Потом, когда мы остались наедине, он пробурчал, что вынужден будет доложить наверх о мягкотелости и попустительстве.

– На кого ты доложишь, щень ты неразумная? – с интересом посмотрел я на него. – Да я тебя на передовую пошлю с винтовкой, и там посмотрим, чего ты стоишь. Или в штрафбат за то, что выбиваешь опытных бойцов во время тяжелых боев. Ты своей глупостью чуть оборону роты не сломал! На плечах Заречного она держалась! Ты это знал? К немцам пулеметчик, оказывается, собрался. Человек, у которого родню в хате немцы на Украине заживо сожгли!

– У него обнаружили листовку.

– Листовку? Бумагу для самокрутки ты у него обнаружил! Прежде чем пистолетом махать, разберись, что за человека расстрелять хочешь!

– Но…

– Мы не для того, чтобы расстреливать. А для того, чтобы боевые части выполняли боевые задачи. Ты все понял, мальчишка?

– Так точно!

Меня нешуточная злость разобрала. Заигрался пацан. Я всегда считал, что чекистская работа не для молодых и горячих. Слишком высока цена слова и дела.

В общем, еще попинал я морально этого хлыща. И дальше, в путь. На передовые рубежи. К паникерам и дезертирам.

Интересно, что до этого момента шпиона живого мне так и не удалось увидеть. Нет, конечно, особисты выявляли немецких агентов. Но те как-то проходили мимо меня. Я усмехался, думая, что мы победим, а я агента немецкого так и не увижу. Тоже мне, контрразведчик.

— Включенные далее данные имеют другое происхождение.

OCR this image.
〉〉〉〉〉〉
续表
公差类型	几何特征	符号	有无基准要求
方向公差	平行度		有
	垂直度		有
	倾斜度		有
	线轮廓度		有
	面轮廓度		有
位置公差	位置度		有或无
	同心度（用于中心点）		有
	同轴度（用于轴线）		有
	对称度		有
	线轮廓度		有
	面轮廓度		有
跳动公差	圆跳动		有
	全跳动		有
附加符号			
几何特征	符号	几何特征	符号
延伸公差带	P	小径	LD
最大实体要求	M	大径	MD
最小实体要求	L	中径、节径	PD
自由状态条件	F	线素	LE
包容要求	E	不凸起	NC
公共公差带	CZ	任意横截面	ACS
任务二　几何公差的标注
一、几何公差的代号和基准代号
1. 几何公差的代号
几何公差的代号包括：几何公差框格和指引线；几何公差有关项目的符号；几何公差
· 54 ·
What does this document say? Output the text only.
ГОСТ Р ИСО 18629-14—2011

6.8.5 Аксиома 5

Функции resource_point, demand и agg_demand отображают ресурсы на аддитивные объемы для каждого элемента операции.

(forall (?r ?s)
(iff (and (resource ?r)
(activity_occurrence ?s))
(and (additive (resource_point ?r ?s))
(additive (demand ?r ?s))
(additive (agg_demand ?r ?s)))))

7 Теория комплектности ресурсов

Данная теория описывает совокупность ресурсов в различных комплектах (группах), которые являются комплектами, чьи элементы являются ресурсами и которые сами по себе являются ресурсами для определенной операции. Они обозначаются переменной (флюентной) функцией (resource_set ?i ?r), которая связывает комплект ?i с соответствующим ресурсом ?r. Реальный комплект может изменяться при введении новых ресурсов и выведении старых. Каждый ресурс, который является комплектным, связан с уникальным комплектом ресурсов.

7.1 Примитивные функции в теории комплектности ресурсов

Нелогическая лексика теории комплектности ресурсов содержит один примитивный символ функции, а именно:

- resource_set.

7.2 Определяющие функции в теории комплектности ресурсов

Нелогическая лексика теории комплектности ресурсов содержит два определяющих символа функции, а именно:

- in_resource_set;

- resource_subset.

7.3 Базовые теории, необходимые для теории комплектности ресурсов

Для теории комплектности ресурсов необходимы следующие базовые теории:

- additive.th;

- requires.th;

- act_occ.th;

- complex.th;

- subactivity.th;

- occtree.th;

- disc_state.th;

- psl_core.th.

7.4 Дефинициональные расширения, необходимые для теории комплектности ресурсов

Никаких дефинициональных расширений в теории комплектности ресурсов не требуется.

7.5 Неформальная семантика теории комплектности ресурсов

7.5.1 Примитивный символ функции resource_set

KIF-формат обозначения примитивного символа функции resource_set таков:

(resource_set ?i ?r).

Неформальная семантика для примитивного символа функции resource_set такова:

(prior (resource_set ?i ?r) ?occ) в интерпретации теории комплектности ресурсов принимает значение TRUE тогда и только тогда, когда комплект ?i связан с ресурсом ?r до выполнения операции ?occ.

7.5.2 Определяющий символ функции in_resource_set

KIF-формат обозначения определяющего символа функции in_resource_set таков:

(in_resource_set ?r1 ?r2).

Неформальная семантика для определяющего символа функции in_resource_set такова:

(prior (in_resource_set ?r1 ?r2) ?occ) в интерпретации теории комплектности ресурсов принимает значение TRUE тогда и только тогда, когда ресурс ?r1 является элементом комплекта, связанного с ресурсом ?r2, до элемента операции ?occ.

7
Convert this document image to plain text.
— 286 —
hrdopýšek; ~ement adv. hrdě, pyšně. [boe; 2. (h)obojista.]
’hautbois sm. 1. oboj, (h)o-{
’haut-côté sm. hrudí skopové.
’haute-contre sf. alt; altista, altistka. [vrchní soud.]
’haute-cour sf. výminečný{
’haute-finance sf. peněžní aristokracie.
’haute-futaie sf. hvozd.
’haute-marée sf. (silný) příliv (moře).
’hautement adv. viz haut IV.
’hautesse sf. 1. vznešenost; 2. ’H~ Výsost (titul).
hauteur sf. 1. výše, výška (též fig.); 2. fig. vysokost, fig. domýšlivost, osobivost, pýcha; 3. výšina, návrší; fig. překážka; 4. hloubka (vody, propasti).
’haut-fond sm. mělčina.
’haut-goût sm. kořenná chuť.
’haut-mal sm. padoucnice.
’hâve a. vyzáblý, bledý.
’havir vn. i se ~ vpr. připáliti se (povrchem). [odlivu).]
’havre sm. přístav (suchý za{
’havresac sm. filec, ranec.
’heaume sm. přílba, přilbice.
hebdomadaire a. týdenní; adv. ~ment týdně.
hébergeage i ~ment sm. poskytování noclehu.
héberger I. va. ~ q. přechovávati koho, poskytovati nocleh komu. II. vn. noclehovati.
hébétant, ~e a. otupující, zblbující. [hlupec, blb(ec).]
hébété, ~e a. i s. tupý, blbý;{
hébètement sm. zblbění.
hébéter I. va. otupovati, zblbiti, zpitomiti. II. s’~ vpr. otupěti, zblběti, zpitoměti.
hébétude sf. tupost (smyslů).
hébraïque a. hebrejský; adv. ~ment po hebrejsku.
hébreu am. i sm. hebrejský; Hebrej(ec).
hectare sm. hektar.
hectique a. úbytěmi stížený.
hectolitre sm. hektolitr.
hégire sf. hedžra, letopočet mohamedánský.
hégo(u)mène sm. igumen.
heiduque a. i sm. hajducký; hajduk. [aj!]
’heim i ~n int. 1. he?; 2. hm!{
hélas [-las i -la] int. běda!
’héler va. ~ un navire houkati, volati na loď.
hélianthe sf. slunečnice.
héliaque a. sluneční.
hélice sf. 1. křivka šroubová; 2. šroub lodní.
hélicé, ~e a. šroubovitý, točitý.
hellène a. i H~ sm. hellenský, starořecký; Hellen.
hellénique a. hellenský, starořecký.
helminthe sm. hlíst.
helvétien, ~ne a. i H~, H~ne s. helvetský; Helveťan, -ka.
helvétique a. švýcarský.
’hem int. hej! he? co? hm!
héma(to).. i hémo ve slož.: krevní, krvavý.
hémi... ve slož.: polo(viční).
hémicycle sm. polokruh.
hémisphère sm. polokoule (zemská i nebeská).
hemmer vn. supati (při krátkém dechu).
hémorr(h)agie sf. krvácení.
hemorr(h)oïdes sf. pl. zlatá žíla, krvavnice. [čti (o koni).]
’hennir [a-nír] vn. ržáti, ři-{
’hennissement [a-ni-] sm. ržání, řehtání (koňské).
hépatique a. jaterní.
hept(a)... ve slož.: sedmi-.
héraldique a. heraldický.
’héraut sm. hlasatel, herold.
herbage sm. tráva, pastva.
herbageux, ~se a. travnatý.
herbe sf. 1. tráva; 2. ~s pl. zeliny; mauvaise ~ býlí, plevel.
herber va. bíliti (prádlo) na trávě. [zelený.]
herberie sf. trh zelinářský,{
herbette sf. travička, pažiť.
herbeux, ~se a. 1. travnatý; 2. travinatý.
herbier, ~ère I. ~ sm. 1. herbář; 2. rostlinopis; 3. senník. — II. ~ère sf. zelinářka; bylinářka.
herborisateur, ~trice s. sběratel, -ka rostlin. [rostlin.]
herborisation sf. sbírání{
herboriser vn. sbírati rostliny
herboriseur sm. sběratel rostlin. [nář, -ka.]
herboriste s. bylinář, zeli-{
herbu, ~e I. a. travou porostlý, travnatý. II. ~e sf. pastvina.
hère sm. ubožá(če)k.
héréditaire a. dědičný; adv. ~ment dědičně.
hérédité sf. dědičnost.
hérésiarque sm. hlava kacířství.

Но я ошибался. Уж что-что, а шпионов вскоре предстояло мне насмотреться вдоволь…

Глава 6

Несколько раз немцы выстраивали весь лагерь и по громкоговорителю сообщали, что Москва вскоре падет. Сейчас разворачивается победное шествие на столицу СССР, которая находится в кольце немецких войск. До ее падения остались считаные дни.